Die Bonner Werkstatt-Bühne hat sich seit Ende letzten Jahres zum Schauplatz spontaner Theaterfreuden gemausert. In der Serie „Reality Bite(s)“ bespielt den kleinen Raum im Rücken der großen Oper, wer gerade Lust hat auf komödiantische, revuehafte oder auch intellektuelle Häppchen. Jeder Regisseur, jede Schauspielerin scheint sich mal am Servieren der oft leicht verdaulichen Kost zu versuchen. Und das Publikum strömt in Scharen, sicher auch angezogen vom günstigen Eintrittspreis.

„Hollywood vor Gericht“ ist die neunte Folge dieser Reihe. Die Kommunistenverfolgung in den USA zu Beginn der 1950er Jahre ist mit dem Titel gemeint, im Mittelpunkt des 70-Minuten-Stücks steht der „Ausschuss zur Untersuchung unamerikanischer Umtriebe“ des selbst besonders umtriebigen Senators Joseph McCarthy.

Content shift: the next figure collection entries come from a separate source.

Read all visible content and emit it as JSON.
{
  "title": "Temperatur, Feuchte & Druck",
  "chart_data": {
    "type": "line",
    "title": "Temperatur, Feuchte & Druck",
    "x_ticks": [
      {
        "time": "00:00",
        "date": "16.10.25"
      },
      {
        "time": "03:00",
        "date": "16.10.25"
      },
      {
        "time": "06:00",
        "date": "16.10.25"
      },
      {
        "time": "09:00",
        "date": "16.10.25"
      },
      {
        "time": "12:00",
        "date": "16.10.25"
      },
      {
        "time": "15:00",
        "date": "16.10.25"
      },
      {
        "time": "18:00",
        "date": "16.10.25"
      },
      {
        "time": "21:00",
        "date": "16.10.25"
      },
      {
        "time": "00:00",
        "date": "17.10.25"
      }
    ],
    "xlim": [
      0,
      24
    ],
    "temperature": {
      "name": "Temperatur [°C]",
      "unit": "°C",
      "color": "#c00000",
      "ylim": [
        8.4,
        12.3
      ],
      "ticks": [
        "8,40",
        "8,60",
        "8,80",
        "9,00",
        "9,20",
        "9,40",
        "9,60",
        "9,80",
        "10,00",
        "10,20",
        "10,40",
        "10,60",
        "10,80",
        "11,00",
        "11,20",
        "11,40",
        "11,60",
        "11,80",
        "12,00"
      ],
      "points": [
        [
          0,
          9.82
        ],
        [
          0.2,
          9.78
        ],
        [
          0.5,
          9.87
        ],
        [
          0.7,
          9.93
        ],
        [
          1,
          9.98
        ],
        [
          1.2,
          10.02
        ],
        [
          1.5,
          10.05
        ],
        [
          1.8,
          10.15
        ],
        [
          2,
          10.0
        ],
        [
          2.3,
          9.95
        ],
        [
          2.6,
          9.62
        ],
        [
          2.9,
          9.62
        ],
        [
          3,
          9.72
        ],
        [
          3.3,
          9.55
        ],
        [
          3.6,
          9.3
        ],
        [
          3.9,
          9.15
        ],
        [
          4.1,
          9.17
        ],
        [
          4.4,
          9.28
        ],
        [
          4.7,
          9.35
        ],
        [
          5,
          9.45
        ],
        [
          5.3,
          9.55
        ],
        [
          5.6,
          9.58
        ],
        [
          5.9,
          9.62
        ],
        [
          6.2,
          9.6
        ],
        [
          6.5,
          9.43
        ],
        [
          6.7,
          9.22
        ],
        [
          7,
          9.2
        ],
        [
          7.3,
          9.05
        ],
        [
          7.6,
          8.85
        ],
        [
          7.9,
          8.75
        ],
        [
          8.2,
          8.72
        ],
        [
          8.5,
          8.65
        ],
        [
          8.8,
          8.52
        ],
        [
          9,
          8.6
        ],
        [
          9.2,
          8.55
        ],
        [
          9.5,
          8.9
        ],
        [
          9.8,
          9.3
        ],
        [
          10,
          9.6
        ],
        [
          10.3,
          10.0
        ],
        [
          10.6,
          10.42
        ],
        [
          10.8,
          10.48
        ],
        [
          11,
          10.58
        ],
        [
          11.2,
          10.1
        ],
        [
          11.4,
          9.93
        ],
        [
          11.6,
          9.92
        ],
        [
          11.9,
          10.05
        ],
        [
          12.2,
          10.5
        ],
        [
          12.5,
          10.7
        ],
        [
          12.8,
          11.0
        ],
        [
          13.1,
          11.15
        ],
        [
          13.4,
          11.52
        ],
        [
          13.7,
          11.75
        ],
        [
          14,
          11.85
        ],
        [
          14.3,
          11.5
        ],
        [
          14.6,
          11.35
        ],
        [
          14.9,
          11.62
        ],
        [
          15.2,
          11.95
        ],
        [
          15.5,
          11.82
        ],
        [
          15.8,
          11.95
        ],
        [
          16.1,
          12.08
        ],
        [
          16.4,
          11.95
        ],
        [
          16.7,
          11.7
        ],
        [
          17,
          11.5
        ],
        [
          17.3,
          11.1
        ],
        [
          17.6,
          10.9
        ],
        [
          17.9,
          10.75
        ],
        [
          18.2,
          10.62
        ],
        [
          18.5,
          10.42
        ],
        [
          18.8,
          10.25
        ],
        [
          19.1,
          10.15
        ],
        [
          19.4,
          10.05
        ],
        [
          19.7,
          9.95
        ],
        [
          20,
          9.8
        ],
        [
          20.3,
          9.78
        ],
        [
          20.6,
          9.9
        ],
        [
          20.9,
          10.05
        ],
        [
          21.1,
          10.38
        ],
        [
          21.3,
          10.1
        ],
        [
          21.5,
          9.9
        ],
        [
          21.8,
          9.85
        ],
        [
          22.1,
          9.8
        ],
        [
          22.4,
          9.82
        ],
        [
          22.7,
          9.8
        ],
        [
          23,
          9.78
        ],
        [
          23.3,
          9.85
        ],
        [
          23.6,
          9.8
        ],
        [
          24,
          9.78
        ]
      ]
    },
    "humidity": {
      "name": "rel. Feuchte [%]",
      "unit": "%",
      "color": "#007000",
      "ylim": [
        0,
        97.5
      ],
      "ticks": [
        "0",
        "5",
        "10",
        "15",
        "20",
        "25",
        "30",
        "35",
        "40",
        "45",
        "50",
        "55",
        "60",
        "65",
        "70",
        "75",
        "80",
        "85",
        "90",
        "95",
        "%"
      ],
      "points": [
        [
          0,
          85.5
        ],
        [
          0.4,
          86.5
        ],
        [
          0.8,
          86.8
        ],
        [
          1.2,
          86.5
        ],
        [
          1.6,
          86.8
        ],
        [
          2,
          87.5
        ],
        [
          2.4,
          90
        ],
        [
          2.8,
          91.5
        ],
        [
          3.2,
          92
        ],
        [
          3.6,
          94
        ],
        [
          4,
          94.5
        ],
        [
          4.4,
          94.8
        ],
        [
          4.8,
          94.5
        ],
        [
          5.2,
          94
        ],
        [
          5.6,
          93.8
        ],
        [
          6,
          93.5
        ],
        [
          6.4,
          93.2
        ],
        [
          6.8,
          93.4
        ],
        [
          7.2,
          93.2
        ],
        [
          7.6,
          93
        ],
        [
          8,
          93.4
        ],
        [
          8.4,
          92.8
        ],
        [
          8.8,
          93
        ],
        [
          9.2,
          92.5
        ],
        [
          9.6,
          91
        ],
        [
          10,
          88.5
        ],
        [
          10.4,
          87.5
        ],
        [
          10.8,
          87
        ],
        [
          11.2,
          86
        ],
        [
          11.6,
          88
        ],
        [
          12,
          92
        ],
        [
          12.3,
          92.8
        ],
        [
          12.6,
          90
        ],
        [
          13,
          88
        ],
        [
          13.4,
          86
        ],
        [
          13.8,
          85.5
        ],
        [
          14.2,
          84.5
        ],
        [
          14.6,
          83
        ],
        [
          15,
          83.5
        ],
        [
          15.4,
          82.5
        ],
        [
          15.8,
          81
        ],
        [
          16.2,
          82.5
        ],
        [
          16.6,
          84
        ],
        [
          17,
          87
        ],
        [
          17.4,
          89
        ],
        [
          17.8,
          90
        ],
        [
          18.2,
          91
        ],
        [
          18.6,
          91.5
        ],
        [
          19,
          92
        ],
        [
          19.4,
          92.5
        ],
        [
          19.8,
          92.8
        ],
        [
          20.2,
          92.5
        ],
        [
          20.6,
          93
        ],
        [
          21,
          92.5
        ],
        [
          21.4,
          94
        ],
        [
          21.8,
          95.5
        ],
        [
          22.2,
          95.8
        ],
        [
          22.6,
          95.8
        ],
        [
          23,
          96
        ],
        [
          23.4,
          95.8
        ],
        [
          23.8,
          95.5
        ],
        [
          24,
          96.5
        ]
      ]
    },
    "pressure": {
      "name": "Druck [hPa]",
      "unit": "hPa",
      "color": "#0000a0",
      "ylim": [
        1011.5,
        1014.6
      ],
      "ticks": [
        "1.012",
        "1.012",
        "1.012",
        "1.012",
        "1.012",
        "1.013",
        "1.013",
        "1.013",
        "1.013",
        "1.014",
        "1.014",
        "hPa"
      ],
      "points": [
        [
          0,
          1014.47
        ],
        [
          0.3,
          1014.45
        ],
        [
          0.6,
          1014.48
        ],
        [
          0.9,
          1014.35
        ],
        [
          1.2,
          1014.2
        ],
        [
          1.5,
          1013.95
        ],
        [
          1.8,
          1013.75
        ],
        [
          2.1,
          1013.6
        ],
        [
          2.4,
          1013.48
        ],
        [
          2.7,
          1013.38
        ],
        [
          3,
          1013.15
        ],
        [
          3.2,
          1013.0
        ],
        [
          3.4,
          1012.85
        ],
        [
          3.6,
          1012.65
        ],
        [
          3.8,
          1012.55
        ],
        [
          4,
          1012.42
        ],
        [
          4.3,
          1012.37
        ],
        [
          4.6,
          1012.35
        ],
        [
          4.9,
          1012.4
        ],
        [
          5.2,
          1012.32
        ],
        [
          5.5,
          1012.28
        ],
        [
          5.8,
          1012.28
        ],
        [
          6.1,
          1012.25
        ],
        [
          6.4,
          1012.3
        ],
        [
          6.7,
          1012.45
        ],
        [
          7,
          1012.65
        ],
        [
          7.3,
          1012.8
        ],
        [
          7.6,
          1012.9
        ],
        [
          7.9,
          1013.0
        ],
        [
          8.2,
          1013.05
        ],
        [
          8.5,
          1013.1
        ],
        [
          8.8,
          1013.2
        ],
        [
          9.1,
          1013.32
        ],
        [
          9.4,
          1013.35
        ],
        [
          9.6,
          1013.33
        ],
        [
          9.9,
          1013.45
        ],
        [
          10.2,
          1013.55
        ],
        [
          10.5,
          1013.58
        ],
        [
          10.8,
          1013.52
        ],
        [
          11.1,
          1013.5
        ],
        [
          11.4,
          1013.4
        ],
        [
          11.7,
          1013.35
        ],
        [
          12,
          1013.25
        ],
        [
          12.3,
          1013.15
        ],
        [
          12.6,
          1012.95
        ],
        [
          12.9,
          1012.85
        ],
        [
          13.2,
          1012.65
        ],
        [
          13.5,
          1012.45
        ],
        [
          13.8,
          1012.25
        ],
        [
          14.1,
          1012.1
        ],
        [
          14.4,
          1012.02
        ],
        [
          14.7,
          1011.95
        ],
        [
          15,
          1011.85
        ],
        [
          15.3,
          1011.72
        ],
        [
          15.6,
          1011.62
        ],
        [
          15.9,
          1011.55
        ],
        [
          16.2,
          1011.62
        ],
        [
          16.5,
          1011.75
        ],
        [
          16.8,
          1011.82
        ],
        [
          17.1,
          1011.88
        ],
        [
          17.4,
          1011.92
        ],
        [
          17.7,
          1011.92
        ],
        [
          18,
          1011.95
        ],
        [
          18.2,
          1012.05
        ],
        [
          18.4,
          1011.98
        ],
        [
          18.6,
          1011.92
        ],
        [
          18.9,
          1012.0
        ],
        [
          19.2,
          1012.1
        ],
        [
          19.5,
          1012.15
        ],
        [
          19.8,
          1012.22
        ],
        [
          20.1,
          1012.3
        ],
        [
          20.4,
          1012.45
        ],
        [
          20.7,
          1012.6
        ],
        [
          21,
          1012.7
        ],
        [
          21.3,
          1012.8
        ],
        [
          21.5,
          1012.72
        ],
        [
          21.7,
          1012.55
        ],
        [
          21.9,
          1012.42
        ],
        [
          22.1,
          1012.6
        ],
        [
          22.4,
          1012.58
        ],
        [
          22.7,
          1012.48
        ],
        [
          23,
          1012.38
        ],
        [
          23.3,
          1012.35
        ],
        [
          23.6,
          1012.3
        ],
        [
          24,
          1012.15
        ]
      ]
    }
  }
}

Regisseurin Simona Furlani hat einen Mix aus (Step-)Tanz, Gesang und Spiel choreographiert. Sie verwebt Fiction und Non-Fiction, Protokolle aus den Verhören der Hollywood-Stars und Lilian Hellmans „Zeit der Schurken“. Die Bühne ist unablässig voller Menschen, wie man sich das von Hollywood eben so vorstellt. Ronald Reagan, Walt Disney, Ayn Rand und Gary Cooper verteidigen sich, werden kurioserweise verhört von „Dick und Doof“, Oliver Hardy und Stan Laurel. Die Formationen des spritzigen Ensembles generieren mal ergreifende, mal entsetzliche, mal witzige Bilder, die wie vergrößerte und belichtete Filmschnipsel daherkommen. Anspielungen auf „Das große Fressen“, die „Westside Story“ und Musikfilme der McCarthy-Zeit reihen sich aneinander, unterbrochen von Monologen der Protagonisten.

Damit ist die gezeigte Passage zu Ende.